= Suyash Gargate =

Indian kho kho player

Suyash Vishwas Gargate (born 8 June 1997) is an Indian kho kho player from Maharashtra. He plays for the India men's national kho kho team as an all-rounder. He was part of the Indian men’s team that won the inaugural Kho Kho World Cup held at New Delhi in January 2025. He plays for Gujarat Giants in the Ultimate Kho Kho (UKK), a franchise based league tournament. Giants won the UKK in their second season in 2024.

== Early life and education ==
Gargate is from Vijaynagar Colony, Pune, Maharashtra.  He has an elder brother. He completed his BSc in computer science and later, did an MA in economics. He started playing kho kho in 2007. In September 2024, he was recruited by the Department of School Education and Sports, Government of Maharashtra, as a Sports Executive Officer (Training), a Group B gazetted post.

== Career ==
In January 2025, Gargate was part of the Indian team that won the inaugural Kho Kho World Cup at New Delhi. The Indian team were placed in Group A and defeated Nepal, Brazil, Peru and Bhutan in the group stages. In the quarterfinals, India defeated Sri Lanka and beat South Africa 62-42 in the semifinals. In the finals, India defeated Nepal 54-36 to lift their maiden World Cup.
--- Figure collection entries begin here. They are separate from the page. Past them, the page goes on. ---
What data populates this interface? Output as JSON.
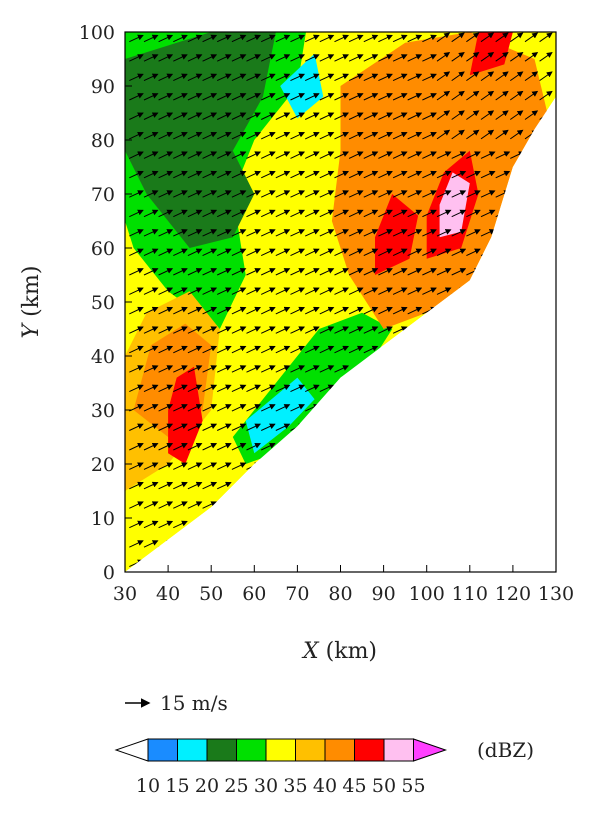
{
  "chart_data": {
    "type": "heatmap",
    "title": "",
    "xlabel_var": "X",
    "xlabel_unit": " (km)",
    "ylabel_var": "Y",
    "ylabel_unit": " (km)",
    "xlim": [
      30,
      130
    ],
    "ylim": [
      0,
      100
    ],
    "x_ticks": [
      "30",
      "40",
      "50",
      "60",
      "70",
      "80",
      "90",
      "100",
      "110",
      "120",
      "130"
    ],
    "y_ticks": [
      "0",
      "10",
      "20",
      "30",
      "40",
      "50",
      "60",
      "70",
      "80",
      "90",
      "100"
    ],
    "grid": false,
    "vector_reference": {
      "label": "15 m/s",
      "speed": 15
    },
    "wind_direction_summary": "mostly toward east-northeast, ~15 m/s",
    "colorbar": {
      "unit": "(dBZ)",
      "levels": [
        "10",
        "15",
        "20",
        "25",
        "30",
        "35",
        "40",
        "45",
        "50",
        "55"
      ],
      "colors": [
        "#ffffff",
        "#1a8cff",
        "#00f0ff",
        "#1a7a1a",
        "#00e000",
        "#ffff00",
        "#ffc000",
        "#ff8c00",
        "#ff0000",
        "#ffc0f0",
        "#ff40ff"
      ]
    },
    "coast_boundary": [
      [
        30,
        0
      ],
      [
        50,
        12
      ],
      [
        60,
        20
      ],
      [
        70,
        27
      ],
      [
        80,
        36
      ],
      [
        90,
        42
      ],
      [
        100,
        48
      ],
      [
        110,
        54
      ],
      [
        115,
        62
      ],
      [
        120,
        75
      ],
      [
        125,
        82
      ],
      [
        130,
        88
      ],
      [
        130,
        0
      ]
    ],
    "reflectivity_regions": [
      {
        "name": "background-yellow",
        "dbz": 30,
        "points": [
          [
            30,
            0
          ],
          [
            50,
            12
          ],
          [
            60,
            20
          ],
          [
            70,
            27
          ],
          [
            80,
            36
          ],
          [
            90,
            42
          ],
          [
            100,
            48
          ],
          [
            110,
            54
          ],
          [
            115,
            62
          ],
          [
            120,
            75
          ],
          [
            125,
            82
          ],
          [
            130,
            88
          ],
          [
            130,
            100
          ],
          [
            30,
            100
          ]
        ]
      },
      {
        "name": "nw-green",
        "dbz": 25,
        "points": [
          [
            30,
            100
          ],
          [
            72,
            100
          ],
          [
            70,
            90
          ],
          [
            60,
            80
          ],
          [
            55,
            70
          ],
          [
            58,
            55
          ],
          [
            52,
            45
          ],
          [
            40,
            52
          ],
          [
            32,
            60
          ],
          [
            30,
            65
          ]
        ]
      },
      {
        "name": "nw-darkgreen",
        "dbz": 20,
        "points": [
          [
            30,
            95
          ],
          [
            50,
            100
          ],
          [
            65,
            100
          ],
          [
            62,
            88
          ],
          [
            55,
            78
          ],
          [
            60,
            70
          ],
          [
            55,
            62
          ],
          [
            45,
            60
          ],
          [
            35,
            70
          ],
          [
            30,
            78
          ]
        ]
      },
      {
        "name": "coastal-green",
        "dbz": 25,
        "points": [
          [
            58,
            20
          ],
          [
            65,
            22
          ],
          [
            72,
            28
          ],
          [
            80,
            36
          ],
          [
            88,
            40
          ],
          [
            92,
            45
          ],
          [
            85,
            48
          ],
          [
            75,
            45
          ],
          [
            68,
            38
          ],
          [
            60,
            30
          ],
          [
            55,
            25
          ]
        ]
      },
      {
        "name": "coastal-cyan",
        "dbz": 15,
        "points": [
          [
            60,
            22
          ],
          [
            68,
            27
          ],
          [
            74,
            32
          ],
          [
            70,
            36
          ],
          [
            64,
            32
          ],
          [
            58,
            28
          ]
        ]
      },
      {
        "name": "orange-east",
        "dbz": 40,
        "points": [
          [
            80,
            90
          ],
          [
            95,
            98
          ],
          [
            110,
            100
          ],
          [
            125,
            95
          ],
          [
            128,
            85
          ],
          [
            120,
            75
          ],
          [
            115,
            62
          ],
          [
            110,
            54
          ],
          [
            100,
            48
          ],
          [
            90,
            45
          ],
          [
            82,
            55
          ],
          [
            78,
            65
          ],
          [
            80,
            78
          ]
        ]
      },
      {
        "name": "light-orange-sw",
        "dbz": 35,
        "points": [
          [
            30,
            15
          ],
          [
            40,
            20
          ],
          [
            50,
            30
          ],
          [
            52,
            45
          ],
          [
            45,
            52
          ],
          [
            35,
            48
          ],
          [
            30,
            40
          ]
        ]
      },
      {
        "name": "orange-sw",
        "dbz": 40,
        "points": [
          [
            32,
            30
          ],
          [
            40,
            25
          ],
          [
            48,
            30
          ],
          [
            50,
            42
          ],
          [
            44,
            46
          ],
          [
            36,
            42
          ]
        ]
      },
      {
        "name": "red-sw",
        "dbz": 45,
        "points": [
          [
            40,
            22
          ],
          [
            44,
            20
          ],
          [
            48,
            28
          ],
          [
            46,
            38
          ],
          [
            42,
            36
          ],
          [
            40,
            30
          ]
        ]
      },
      {
        "name": "red-east",
        "dbz": 45,
        "points": [
          [
            100,
            58
          ],
          [
            108,
            60
          ],
          [
            112,
            70
          ],
          [
            110,
            78
          ],
          [
            104,
            74
          ],
          [
            100,
            66
          ]
        ]
      },
      {
        "name": "red-ne",
        "dbz": 45,
        "points": [
          [
            110,
            92
          ],
          [
            118,
            94
          ],
          [
            120,
            100
          ],
          [
            112,
            100
          ]
        ]
      },
      {
        "name": "red-mid",
        "dbz": 45,
        "points": [
          [
            88,
            55
          ],
          [
            96,
            58
          ],
          [
            98,
            66
          ],
          [
            92,
            70
          ],
          [
            88,
            62
          ]
        ]
      },
      {
        "name": "pink-core",
        "dbz": 50,
        "points": [
          [
            103,
            62
          ],
          [
            108,
            63
          ],
          [
            110,
            72
          ],
          [
            106,
            74
          ],
          [
            103,
            68
          ]
        ]
      },
      {
        "name": "cyan-n",
        "dbz": 15,
        "points": [
          [
            66,
            90
          ],
          [
            74,
            96
          ],
          [
            76,
            88
          ],
          [
            70,
            84
          ]
        ]
      }
    ]
  }
}
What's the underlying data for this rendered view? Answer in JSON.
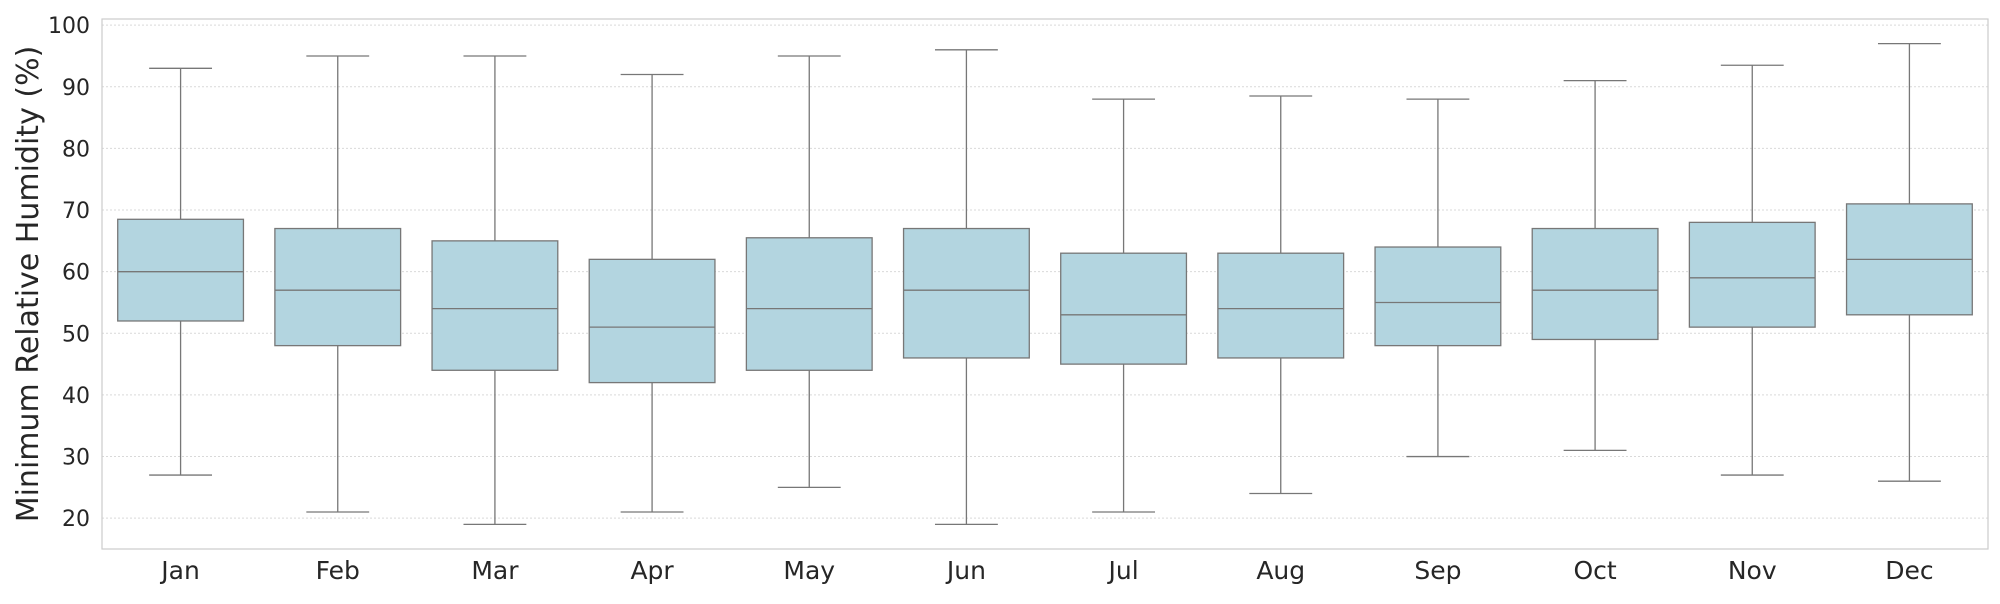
{
  "chart_data": {
    "type": "box",
    "title": "",
    "xlabel": "",
    "ylabel": "Minimum Relative Humidity (%)",
    "ylim": [
      15,
      101
    ],
    "yticks": [
      20,
      30,
      40,
      50,
      60,
      70,
      80,
      90,
      100
    ],
    "grid": "horizontal",
    "box_color": "#b3d5e0",
    "line_color": "#777777",
    "categories": [
      "Jan",
      "Feb",
      "Mar",
      "Apr",
      "May",
      "Jun",
      "Jul",
      "Aug",
      "Sep",
      "Oct",
      "Nov",
      "Dec"
    ],
    "boxes": [
      {
        "label": "Jan",
        "whisker_low": 27,
        "q1": 52,
        "median": 60,
        "q3": 68.5,
        "whisker_high": 93
      },
      {
        "label": "Feb",
        "whisker_low": 21,
        "q1": 48,
        "median": 57,
        "q3": 67,
        "whisker_high": 95
      },
      {
        "label": "Mar",
        "whisker_low": 19,
        "q1": 44,
        "median": 54,
        "q3": 65,
        "whisker_high": 95
      },
      {
        "label": "Apr",
        "whisker_low": 21,
        "q1": 42,
        "median": 51,
        "q3": 62,
        "whisker_high": 92
      },
      {
        "label": "May",
        "whisker_low": 25,
        "q1": 44,
        "median": 54,
        "q3": 65.5,
        "whisker_high": 95
      },
      {
        "label": "Jun",
        "whisker_low": 19,
        "q1": 46,
        "median": 57,
        "q3": 67,
        "whisker_high": 96
      },
      {
        "label": "Jul",
        "whisker_low": 21,
        "q1": 45,
        "median": 53,
        "q3": 63,
        "whisker_high": 88
      },
      {
        "label": "Aug",
        "whisker_low": 24,
        "q1": 46,
        "median": 54,
        "q3": 63,
        "whisker_high": 88.5
      },
      {
        "label": "Sep",
        "whisker_low": 30,
        "q1": 48,
        "median": 55,
        "q3": 64,
        "whisker_high": 88
      },
      {
        "label": "Oct",
        "whisker_low": 31,
        "q1": 49,
        "median": 57,
        "q3": 67,
        "whisker_high": 91
      },
      {
        "label": "Nov",
        "whisker_low": 27,
        "q1": 51,
        "median": 59,
        "q3": 68,
        "whisker_high": 93.5
      },
      {
        "label": "Dec",
        "whisker_low": 26,
        "q1": 53,
        "median": 62,
        "q3": 71,
        "whisker_high": 97
      }
    ]
  }
}
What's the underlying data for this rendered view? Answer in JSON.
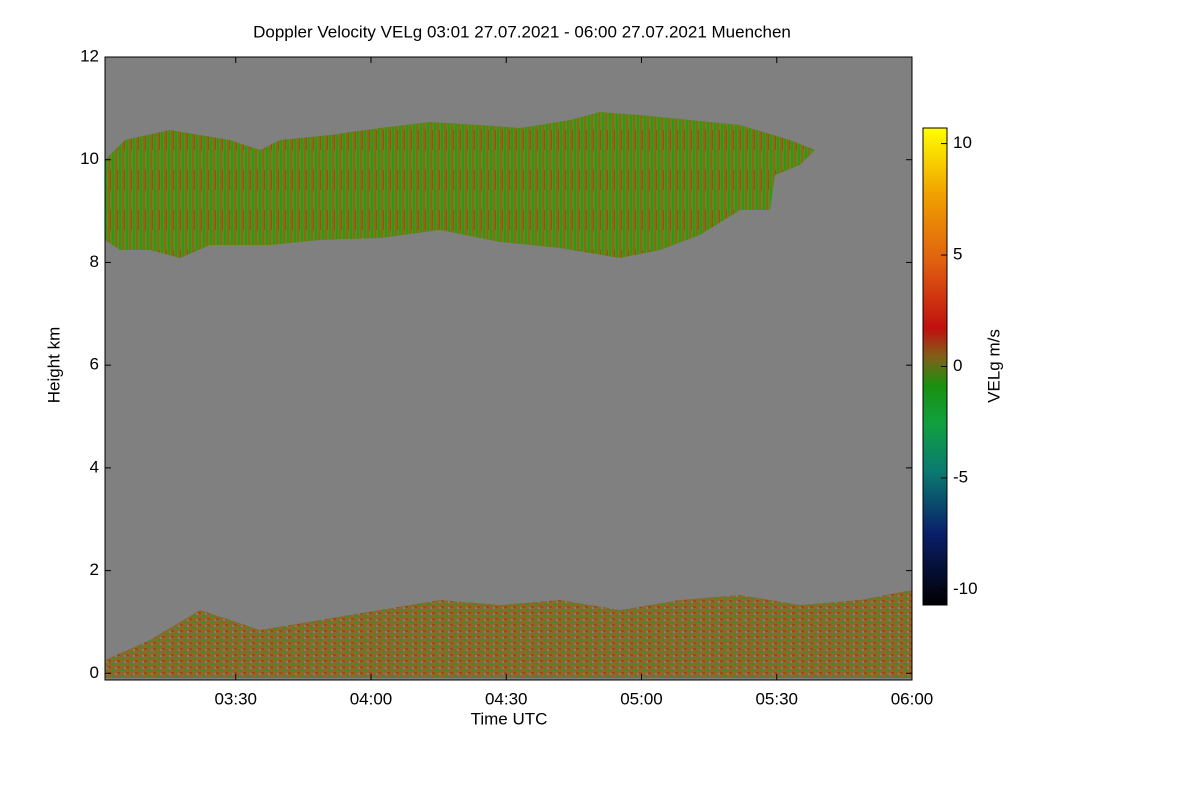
{
  "chart_data": {
    "type": "heatmap",
    "title": "Doppler Velocity VELg   03:01 27.07.2021 - 06:00 27.07.2021 Muenchen",
    "x_label": "Time UTC",
    "y_label": "Height km",
    "xlim": [
      181,
      360
    ],
    "xticks": [
      {
        "value": 210,
        "label": "03:30"
      },
      {
        "value": 240,
        "label": "04:00"
      },
      {
        "value": 270,
        "label": "04:30"
      },
      {
        "value": 300,
        "label": "05:00"
      },
      {
        "value": 330,
        "label": "05:30"
      },
      {
        "value": 360,
        "label": "06:00"
      }
    ],
    "ylim": [
      -0.13,
      12
    ],
    "yticks": [
      0,
      2,
      4,
      6,
      8,
      10,
      12
    ],
    "colorbar": {
      "label": "VELg m/s",
      "clim": [
        -10.7,
        10.7
      ],
      "ticks": [
        -10,
        -5,
        0,
        5,
        10
      ]
    }
  }
}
He represented Maharashtra in various Senior National Kho Kho Championships and won a gold and a silver medal. In 2024, he was part of the Gujarat Giants team that won the second season of the Ultimate Kho Kho league and then played for Maharashtra team that won the 56th Senior National Kho Kho Championship. He played for India in the test series against Nepal and England. He also played for Airports Authority of India.